The performance of the biosensor was evaluated through in vitro, ex vivo and in vivo tests, which demonstrated effective adhesion, stable function in simulated dynamic oral conditions, and high sensitivity in detecting and quantifying the targeted protein. Study results demonstrated detection limits far below those typically detectable with conventional diagnostic methods.

Co-developer of the device Dr Chenglin Wu, associate professor in the Zachry Department of Civil and Environmental Engineering, explained in a university press release that the biosensor’s high sensitivity is achieved via a sensor surface engineered to detect very small amounts of the target protein, while a filtering layer helps prevent interference from other molecules in the oral environment. Dr Wu said: “For context, a patient with a viral infection might show symptoms at ten million or one billion virus copies per millilitre. Our sensor could detect 100 to 150 per millilitre.”
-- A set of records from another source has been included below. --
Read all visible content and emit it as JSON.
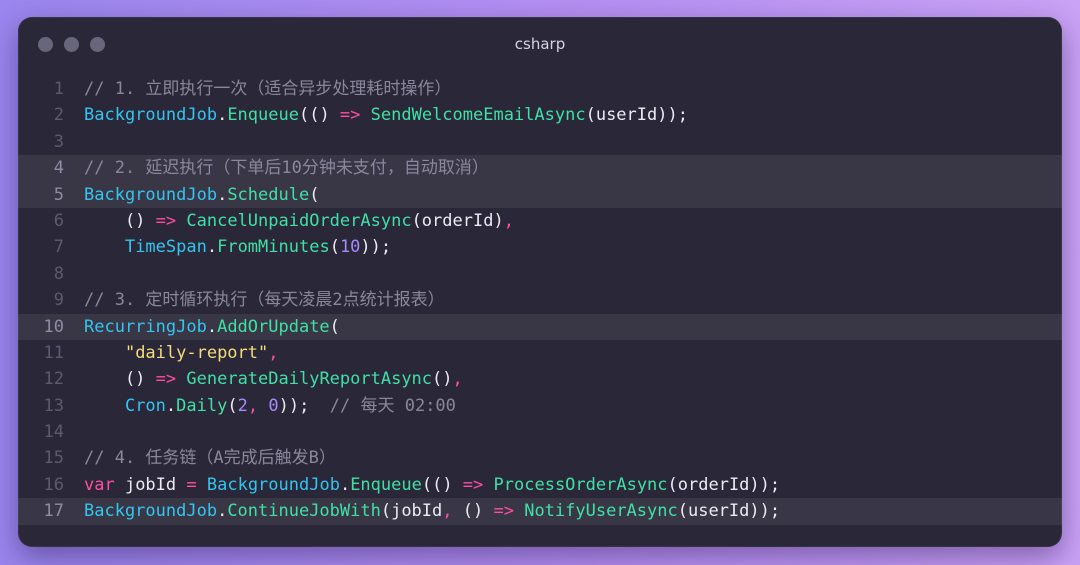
{
  "window": {
    "title": "csharp",
    "traffic_lights": [
      "close-dot",
      "minimize-dot",
      "zoom-dot"
    ]
  },
  "colors": {
    "comment": "#8a879c",
    "class": "#32c5f0",
    "method": "#3fe0a6",
    "operator": "#ff4fa3",
    "string": "#f4dd7a",
    "number": "#a68bff",
    "plain": "#ecebf3"
  },
  "lines": [
    {
      "n": "1",
      "hl": false,
      "tokens": [
        {
          "t": "cm",
          "v": "// 1. 立即执行一次（适合异步处理耗时操作）"
        }
      ]
    },
    {
      "n": "2",
      "hl": false,
      "tokens": [
        {
          "t": "cls",
          "v": "BackgroundJob"
        },
        {
          "t": "pl",
          "v": "."
        },
        {
          "t": "mth",
          "v": "Enqueue"
        },
        {
          "t": "pl",
          "v": "(() "
        },
        {
          "t": "op",
          "v": "=>"
        },
        {
          "t": "pl",
          "v": " "
        },
        {
          "t": "mth",
          "v": "SendWelcomeEmailAsync"
        },
        {
          "t": "pl",
          "v": "(userId));"
        }
      ]
    },
    {
      "n": "3",
      "hl": false,
      "tokens": []
    },
    {
      "n": "4",
      "hl": true,
      "tokens": [
        {
          "t": "cm",
          "v": "// 2. 延迟执行（下单后10分钟未支付，自动取消）"
        }
      ]
    },
    {
      "n": "5",
      "hl": true,
      "tokens": [
        {
          "t": "cls",
          "v": "BackgroundJob"
        },
        {
          "t": "pl",
          "v": "."
        },
        {
          "t": "mth",
          "v": "Schedule"
        },
        {
          "t": "pl",
          "v": "("
        }
      ]
    },
    {
      "n": "6",
      "hl": false,
      "tokens": [
        {
          "t": "pl",
          "v": "    () "
        },
        {
          "t": "op",
          "v": "=>"
        },
        {
          "t": "pl",
          "v": " "
        },
        {
          "t": "mth",
          "v": "CancelUnpaidOrderAsync"
        },
        {
          "t": "pl",
          "v": "(orderId)"
        },
        {
          "t": "op",
          "v": ","
        }
      ]
    },
    {
      "n": "7",
      "hl": false,
      "tokens": [
        {
          "t": "pl",
          "v": "    "
        },
        {
          "t": "cls",
          "v": "TimeSpan"
        },
        {
          "t": "pl",
          "v": "."
        },
        {
          "t": "mth",
          "v": "FromMinutes"
        },
        {
          "t": "pl",
          "v": "("
        },
        {
          "t": "num",
          "v": "10"
        },
        {
          "t": "pl",
          "v": "));"
        }
      ]
    },
    {
      "n": "8",
      "hl": false,
      "tokens": []
    },
    {
      "n": "9",
      "hl": false,
      "tokens": [
        {
          "t": "cm",
          "v": "// 3. 定时循环执行（每天凌晨2点统计报表）"
        }
      ]
    },
    {
      "n": "10",
      "hl": true,
      "tokens": [
        {
          "t": "cls",
          "v": "RecurringJob"
        },
        {
          "t": "pl",
          "v": "."
        },
        {
          "t": "mth",
          "v": "AddOrUpdate"
        },
        {
          "t": "pl",
          "v": "("
        }
      ]
    },
    {
      "n": "11",
      "hl": false,
      "tokens": [
        {
          "t": "pl",
          "v": "    "
        },
        {
          "t": "str",
          "v": "\"daily-report\""
        },
        {
          "t": "op",
          "v": ","
        }
      ]
    },
    {
      "n": "12",
      "hl": false,
      "tokens": [
        {
          "t": "pl",
          "v": "    () "
        },
        {
          "t": "op",
          "v": "=>"
        },
        {
          "t": "pl",
          "v": " "
        },
        {
          "t": "mth",
          "v": "GenerateDailyReportAsync"
        },
        {
          "t": "pl",
          "v": "()"
        },
        {
          "t": "op",
          "v": ","
        }
      ]
    },
    {
      "n": "13",
      "hl": false,
      "tokens": [
        {
          "t": "pl",
          "v": "    "
        },
        {
          "t": "cls",
          "v": "Cron"
        },
        {
          "t": "pl",
          "v": "."
        },
        {
          "t": "mth",
          "v": "Daily"
        },
        {
          "t": "pl",
          "v": "("
        },
        {
          "t": "num",
          "v": "2"
        },
        {
          "t": "op",
          "v": ","
        },
        {
          "t": "pl",
          "v": " "
        },
        {
          "t": "num",
          "v": "0"
        },
        {
          "t": "pl",
          "v": "));  "
        },
        {
          "t": "cm",
          "v": "// 每天 02:00"
        }
      ]
    },
    {
      "n": "14",
      "hl": false,
      "tokens": []
    },
    {
      "n": "15",
      "hl": false,
      "tokens": [
        {
          "t": "cm",
          "v": "// 4. 任务链（A完成后触发B）"
        }
      ]
    },
    {
      "n": "16",
      "hl": false,
      "tokens": [
        {
          "t": "kw",
          "v": "var"
        },
        {
          "t": "pl",
          "v": " jobId "
        },
        {
          "t": "op",
          "v": "="
        },
        {
          "t": "pl",
          "v": " "
        },
        {
          "t": "cls",
          "v": "BackgroundJob"
        },
        {
          "t": "pl",
          "v": "."
        },
        {
          "t": "mth",
          "v": "Enqueue"
        },
        {
          "t": "pl",
          "v": "(() "
        },
        {
          "t": "op",
          "v": "=>"
        },
        {
          "t": "pl",
          "v": " "
        },
        {
          "t": "mth",
          "v": "ProcessOrderAsync"
        },
        {
          "t": "pl",
          "v": "(orderId));"
        }
      ]
    },
    {
      "n": "17",
      "hl": true,
      "tokens": [
        {
          "t": "cls",
          "v": "BackgroundJob"
        },
        {
          "t": "pl",
          "v": "."
        },
        {
          "t": "mth",
          "v": "ContinueJobWith"
        },
        {
          "t": "pl",
          "v": "(jobId"
        },
        {
          "t": "op",
          "v": ","
        },
        {
          "t": "pl",
          "v": " () "
        },
        {
          "t": "op",
          "v": "=>"
        },
        {
          "t": "pl",
          "v": " "
        },
        {
          "t": "mth",
          "v": "NotifyUserAsync"
        },
        {
          "t": "pl",
          "v": "(userId));"
        }
      ]
    }
  ]
}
This sensitivity is supported by a hydrogel that provides robust adhesion. Dr Shaoting Lin, assistant professor at the Michigan State University College of Engineering, who collaborated with Dr Wu in developing the sensor, said in the press release: “Sensing measurements can be significantly influenced by the dynamic movement of tissues. A more robust tissue bond allows for a more reliable sensing performance independent of the strain.”

In their study, the researchers summarised: “Collectively, these findings establish the feasibility of real time in situ monitoring of inflammatory cytokines in the oral cavity and underscore the sensor’s potential for [point-of-care] diagnostics and personalised healthcare. Looking ahead, we aim to evaluate its clinical efficacy through expanded trials further, advancing its integration into routine dental practice and broader community health monitoring platforms.”

Although further validation in human clinical trials is required, the findings suggest broad potential applications. If successfully translated into clinical practice, such biosensors could significantly improve treatment outcomes, reduce healthcare costs and enhance patient engagement in preventive oral healthcare.

The article, titled “Tissue-adhesive hydrogel–MXene biosensor for in situ intraoral TNF-α detection”, was published online in the 16 January 2026 issue of Science Advances.